While getting conventionally stronger gradually in the region Indian conventional armed forces have shifted the strategy to offensive defensive against the adversaries, which speaks out its aggression and security dilemma and also creating the imbalance in the region at the cost of human security. Media must be rational and independent but in Indian state it’s never been like that due to political influence. Its media projects the wrong perception not only in front of other world rather also its own people, especially against Pakistan.

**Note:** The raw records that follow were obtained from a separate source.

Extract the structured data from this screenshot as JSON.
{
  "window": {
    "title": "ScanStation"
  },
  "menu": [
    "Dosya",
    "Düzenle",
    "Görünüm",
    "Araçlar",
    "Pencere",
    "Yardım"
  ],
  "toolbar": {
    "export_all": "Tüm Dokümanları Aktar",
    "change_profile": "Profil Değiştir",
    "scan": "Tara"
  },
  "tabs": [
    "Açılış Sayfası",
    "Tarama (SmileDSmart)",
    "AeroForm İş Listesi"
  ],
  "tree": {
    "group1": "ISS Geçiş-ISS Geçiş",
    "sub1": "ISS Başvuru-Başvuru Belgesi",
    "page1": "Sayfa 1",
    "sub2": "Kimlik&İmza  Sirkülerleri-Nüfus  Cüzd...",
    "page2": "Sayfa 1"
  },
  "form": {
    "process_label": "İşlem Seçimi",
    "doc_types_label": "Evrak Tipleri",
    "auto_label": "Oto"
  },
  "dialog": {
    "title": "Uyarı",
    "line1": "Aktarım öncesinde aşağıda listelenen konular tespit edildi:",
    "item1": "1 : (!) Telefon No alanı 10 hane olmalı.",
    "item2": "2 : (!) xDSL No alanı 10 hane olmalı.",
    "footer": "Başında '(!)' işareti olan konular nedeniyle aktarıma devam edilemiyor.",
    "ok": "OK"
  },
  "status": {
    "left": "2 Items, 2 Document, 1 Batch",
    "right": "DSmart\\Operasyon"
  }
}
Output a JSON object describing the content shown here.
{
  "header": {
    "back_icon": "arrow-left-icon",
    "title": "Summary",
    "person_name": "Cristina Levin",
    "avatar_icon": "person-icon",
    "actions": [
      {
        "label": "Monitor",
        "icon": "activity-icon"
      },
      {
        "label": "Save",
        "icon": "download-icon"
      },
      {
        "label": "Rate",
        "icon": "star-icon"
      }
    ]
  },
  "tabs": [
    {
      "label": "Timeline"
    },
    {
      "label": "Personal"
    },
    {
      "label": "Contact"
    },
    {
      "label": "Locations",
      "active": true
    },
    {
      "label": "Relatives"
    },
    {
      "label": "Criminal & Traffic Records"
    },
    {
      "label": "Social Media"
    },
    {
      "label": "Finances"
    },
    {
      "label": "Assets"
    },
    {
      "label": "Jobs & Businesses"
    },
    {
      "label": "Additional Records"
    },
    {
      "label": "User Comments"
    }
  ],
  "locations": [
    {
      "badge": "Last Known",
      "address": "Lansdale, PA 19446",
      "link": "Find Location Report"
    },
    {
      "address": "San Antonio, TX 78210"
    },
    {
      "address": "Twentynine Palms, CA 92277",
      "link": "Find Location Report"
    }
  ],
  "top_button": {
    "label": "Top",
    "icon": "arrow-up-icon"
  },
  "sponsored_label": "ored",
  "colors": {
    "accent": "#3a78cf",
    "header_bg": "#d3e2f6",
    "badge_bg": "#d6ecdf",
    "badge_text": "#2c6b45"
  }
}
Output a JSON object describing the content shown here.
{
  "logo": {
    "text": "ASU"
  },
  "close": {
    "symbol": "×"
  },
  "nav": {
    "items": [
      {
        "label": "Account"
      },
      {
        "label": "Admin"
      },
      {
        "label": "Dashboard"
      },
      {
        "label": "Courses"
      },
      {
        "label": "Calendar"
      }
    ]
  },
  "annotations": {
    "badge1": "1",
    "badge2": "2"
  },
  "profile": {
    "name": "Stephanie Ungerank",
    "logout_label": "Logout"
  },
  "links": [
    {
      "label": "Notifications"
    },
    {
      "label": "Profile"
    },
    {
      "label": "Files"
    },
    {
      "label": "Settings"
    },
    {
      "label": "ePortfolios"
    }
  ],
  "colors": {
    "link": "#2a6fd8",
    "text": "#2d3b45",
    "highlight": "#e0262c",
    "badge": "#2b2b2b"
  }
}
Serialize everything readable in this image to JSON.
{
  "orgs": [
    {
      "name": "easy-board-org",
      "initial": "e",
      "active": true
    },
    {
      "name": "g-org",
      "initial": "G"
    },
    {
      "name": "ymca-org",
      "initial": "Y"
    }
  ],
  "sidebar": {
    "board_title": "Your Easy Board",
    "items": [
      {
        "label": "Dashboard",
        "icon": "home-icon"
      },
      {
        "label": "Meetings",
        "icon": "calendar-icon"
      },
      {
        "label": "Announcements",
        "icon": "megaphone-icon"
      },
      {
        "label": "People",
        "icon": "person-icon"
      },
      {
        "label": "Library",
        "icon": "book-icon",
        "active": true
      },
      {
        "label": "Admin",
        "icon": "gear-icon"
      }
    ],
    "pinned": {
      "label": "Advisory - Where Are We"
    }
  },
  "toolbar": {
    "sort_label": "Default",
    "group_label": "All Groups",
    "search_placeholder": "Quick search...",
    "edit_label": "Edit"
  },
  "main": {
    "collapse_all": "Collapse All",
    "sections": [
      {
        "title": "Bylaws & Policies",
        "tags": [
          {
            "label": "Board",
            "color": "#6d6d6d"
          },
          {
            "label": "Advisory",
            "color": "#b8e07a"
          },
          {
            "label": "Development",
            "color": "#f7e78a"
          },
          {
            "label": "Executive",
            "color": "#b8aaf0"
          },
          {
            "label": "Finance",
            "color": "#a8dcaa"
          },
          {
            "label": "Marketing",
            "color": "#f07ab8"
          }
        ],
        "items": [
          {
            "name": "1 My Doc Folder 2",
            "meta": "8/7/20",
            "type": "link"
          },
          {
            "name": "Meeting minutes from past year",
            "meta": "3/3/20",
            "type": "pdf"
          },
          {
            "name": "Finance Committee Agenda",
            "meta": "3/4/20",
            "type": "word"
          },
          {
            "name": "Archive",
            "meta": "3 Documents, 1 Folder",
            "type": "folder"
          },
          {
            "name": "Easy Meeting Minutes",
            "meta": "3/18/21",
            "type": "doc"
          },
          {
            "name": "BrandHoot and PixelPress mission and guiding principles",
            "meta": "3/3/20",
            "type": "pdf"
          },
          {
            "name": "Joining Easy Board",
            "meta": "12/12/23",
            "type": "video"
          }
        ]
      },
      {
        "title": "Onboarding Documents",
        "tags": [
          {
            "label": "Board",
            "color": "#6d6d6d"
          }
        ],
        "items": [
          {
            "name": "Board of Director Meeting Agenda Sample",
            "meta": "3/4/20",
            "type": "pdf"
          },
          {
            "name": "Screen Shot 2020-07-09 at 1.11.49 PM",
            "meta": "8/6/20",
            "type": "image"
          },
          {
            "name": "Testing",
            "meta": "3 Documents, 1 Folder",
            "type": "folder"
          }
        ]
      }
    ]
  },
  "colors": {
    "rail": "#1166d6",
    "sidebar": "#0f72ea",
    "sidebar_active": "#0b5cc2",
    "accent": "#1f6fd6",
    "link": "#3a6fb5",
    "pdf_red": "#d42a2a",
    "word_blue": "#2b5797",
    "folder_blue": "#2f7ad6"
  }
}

In a nutshell, the national security policy of India is too idealistic as it aspires to be global power without considering the fact that its human security has been a denied domain of national security. Besides the political marginalization and exclusion of the minorities has threatened the social cohesion of the Indian society. Above all to diverted attention from the internal flaws they have created a perception of external threat from China and India hence putting the region in arms race. In addition to that they have vague nuclear policy in which on one they propagate that they don’t believe in first use, on the other hand they are developing nuclear capabilities. Furthermore, the best part of the Indian strategy is the effective use of soft power and media.